Джахангир усматривал горькую иронию судьбы в том, что избежал смерти, которая вместо него похитила Гияз Бека. Его собственная болезнь развивалась, накладывая отпечаток на лицо. Падишаху трудно дышалось в сухой жаре, его тянуло на север, в любимый Кашмир. Ему хотелось сидеть в саду, который он устроил по своему вкусу, любоваться плавающими в фонтанах рыбками — на каждую было надето золотое колечко. Но не только здоровье влекло его туда, где, за великими горами, за снегами и вершинами, лежала родина его предков. До меня доносились слухи, что он не оставляет надежду завоевать те земли. Он мечтал править Самаркандом.

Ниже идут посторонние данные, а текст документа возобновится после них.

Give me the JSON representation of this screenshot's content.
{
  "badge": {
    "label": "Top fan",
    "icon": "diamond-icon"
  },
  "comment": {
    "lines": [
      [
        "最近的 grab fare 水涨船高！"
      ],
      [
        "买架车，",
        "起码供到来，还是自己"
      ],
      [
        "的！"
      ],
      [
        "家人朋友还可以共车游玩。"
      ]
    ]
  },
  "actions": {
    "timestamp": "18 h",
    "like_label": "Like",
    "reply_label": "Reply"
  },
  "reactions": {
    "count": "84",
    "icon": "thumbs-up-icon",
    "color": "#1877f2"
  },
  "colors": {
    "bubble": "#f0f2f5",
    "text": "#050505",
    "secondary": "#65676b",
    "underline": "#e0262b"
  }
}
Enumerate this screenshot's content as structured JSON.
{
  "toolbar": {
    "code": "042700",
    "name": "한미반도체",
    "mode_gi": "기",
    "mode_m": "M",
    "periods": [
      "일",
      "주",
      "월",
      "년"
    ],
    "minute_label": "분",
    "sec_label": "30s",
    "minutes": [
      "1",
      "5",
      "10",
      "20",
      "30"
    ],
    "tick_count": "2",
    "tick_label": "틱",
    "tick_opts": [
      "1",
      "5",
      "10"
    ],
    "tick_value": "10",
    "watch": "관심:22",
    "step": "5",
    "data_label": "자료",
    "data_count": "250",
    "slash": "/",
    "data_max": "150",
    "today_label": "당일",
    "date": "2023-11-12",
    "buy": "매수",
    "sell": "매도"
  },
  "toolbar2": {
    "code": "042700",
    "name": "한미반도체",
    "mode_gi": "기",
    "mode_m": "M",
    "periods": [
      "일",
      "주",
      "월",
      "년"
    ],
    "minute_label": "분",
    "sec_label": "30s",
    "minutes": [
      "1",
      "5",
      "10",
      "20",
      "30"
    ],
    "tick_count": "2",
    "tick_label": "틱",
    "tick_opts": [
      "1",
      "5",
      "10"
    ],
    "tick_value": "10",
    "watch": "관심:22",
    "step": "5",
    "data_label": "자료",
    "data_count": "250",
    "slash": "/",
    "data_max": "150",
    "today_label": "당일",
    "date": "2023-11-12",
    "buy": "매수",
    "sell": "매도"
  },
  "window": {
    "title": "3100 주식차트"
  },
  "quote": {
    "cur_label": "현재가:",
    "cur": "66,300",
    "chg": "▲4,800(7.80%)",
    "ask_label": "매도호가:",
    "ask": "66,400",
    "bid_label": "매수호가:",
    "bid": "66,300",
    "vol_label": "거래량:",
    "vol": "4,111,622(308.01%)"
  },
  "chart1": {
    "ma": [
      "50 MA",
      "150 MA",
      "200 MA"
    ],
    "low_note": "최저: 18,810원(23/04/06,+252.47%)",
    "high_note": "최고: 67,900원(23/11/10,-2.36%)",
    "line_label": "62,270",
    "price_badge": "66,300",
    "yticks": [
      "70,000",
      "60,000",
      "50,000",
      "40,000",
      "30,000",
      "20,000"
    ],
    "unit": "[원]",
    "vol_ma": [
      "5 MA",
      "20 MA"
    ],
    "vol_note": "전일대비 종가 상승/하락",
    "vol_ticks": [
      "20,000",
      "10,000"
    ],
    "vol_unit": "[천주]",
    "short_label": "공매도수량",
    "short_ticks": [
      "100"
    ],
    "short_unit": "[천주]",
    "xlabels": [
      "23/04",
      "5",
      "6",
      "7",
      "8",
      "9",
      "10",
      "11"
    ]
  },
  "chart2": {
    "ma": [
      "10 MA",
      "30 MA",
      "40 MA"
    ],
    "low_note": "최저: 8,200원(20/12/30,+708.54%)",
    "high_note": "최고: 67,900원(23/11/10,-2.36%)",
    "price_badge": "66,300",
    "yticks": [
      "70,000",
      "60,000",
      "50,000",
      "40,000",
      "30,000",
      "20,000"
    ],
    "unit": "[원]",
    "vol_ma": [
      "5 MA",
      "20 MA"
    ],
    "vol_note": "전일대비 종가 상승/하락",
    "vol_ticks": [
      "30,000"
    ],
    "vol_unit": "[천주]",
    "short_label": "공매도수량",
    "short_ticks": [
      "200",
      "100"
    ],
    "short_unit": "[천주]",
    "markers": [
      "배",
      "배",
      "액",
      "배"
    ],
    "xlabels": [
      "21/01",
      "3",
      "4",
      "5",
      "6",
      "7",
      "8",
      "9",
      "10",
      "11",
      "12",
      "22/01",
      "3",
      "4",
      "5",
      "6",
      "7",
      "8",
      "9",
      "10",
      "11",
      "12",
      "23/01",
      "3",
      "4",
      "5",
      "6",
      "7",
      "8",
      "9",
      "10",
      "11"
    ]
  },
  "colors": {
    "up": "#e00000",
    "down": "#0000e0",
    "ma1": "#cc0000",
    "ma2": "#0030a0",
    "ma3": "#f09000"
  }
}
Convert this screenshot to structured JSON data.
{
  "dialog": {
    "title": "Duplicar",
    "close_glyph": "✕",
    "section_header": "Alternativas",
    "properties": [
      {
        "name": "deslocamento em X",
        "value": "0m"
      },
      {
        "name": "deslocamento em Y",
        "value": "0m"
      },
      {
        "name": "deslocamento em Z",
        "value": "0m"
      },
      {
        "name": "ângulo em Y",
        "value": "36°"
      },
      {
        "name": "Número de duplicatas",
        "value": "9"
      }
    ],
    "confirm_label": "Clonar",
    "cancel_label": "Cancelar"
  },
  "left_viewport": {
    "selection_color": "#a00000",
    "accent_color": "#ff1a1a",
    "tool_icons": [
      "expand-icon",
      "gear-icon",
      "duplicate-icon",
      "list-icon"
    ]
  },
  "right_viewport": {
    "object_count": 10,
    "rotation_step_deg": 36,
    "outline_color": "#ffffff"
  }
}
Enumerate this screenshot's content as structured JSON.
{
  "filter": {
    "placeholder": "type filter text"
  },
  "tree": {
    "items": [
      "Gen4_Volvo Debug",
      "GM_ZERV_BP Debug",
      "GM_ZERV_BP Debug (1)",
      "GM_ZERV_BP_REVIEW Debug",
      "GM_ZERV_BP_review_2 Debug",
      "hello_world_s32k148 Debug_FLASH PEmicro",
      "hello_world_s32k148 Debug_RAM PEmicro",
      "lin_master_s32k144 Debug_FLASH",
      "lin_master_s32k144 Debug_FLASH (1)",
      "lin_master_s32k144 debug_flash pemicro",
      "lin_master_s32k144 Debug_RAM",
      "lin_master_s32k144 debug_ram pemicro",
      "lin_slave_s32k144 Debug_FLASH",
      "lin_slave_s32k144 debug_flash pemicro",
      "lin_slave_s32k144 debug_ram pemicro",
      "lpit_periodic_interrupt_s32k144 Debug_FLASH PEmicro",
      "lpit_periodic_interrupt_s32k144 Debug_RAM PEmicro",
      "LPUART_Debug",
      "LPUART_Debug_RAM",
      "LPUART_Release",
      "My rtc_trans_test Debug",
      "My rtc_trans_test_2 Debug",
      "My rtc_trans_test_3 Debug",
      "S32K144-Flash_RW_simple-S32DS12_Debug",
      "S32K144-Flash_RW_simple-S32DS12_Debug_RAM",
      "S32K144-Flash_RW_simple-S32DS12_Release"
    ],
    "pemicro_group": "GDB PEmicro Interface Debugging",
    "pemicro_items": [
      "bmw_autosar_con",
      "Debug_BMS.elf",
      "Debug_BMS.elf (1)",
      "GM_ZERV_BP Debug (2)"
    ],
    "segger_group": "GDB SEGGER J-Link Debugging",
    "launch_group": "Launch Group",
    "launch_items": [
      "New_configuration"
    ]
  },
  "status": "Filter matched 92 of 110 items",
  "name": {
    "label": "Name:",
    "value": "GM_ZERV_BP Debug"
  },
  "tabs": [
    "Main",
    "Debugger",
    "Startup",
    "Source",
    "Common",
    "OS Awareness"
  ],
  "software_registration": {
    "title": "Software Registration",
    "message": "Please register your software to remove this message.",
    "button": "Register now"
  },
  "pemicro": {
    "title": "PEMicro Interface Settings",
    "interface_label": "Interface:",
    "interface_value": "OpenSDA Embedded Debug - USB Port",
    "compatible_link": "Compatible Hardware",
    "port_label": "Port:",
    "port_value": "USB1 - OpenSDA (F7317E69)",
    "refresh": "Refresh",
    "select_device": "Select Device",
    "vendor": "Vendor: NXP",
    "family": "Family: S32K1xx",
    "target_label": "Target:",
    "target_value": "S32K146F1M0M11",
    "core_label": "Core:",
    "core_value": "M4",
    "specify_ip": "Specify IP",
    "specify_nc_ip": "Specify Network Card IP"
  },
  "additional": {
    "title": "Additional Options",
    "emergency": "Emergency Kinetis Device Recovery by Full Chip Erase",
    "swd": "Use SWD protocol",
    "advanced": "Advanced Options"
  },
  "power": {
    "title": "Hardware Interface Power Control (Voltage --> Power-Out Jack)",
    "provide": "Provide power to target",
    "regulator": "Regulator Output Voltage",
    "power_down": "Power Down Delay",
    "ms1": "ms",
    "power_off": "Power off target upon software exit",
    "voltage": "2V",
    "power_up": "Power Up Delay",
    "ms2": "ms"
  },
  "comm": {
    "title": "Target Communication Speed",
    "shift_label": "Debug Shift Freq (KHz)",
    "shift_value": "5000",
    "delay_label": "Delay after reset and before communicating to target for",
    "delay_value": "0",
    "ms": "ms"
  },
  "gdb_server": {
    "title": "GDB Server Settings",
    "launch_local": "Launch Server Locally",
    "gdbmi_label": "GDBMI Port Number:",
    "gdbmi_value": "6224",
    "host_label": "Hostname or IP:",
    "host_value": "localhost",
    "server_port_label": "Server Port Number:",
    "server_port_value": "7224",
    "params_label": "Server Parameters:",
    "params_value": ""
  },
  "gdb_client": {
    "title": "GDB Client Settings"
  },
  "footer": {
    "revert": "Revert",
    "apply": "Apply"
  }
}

За год до смерти дедушки я тоже чувствовала себя глубоко несчастной. На то была причина: я снова ждала ребенка. Снова мой живот округлился, снова в душе поселилось тягостное чувство безнадежности. В последний раз зелье хакима помогло — несколько дней я пролежала больная, слабая, лежанка то и дело окрашивалась кровью. Зато освобождение от камня в утробе было истинным облегчением, что в те дни поддерживало мой затуманенный рассудок.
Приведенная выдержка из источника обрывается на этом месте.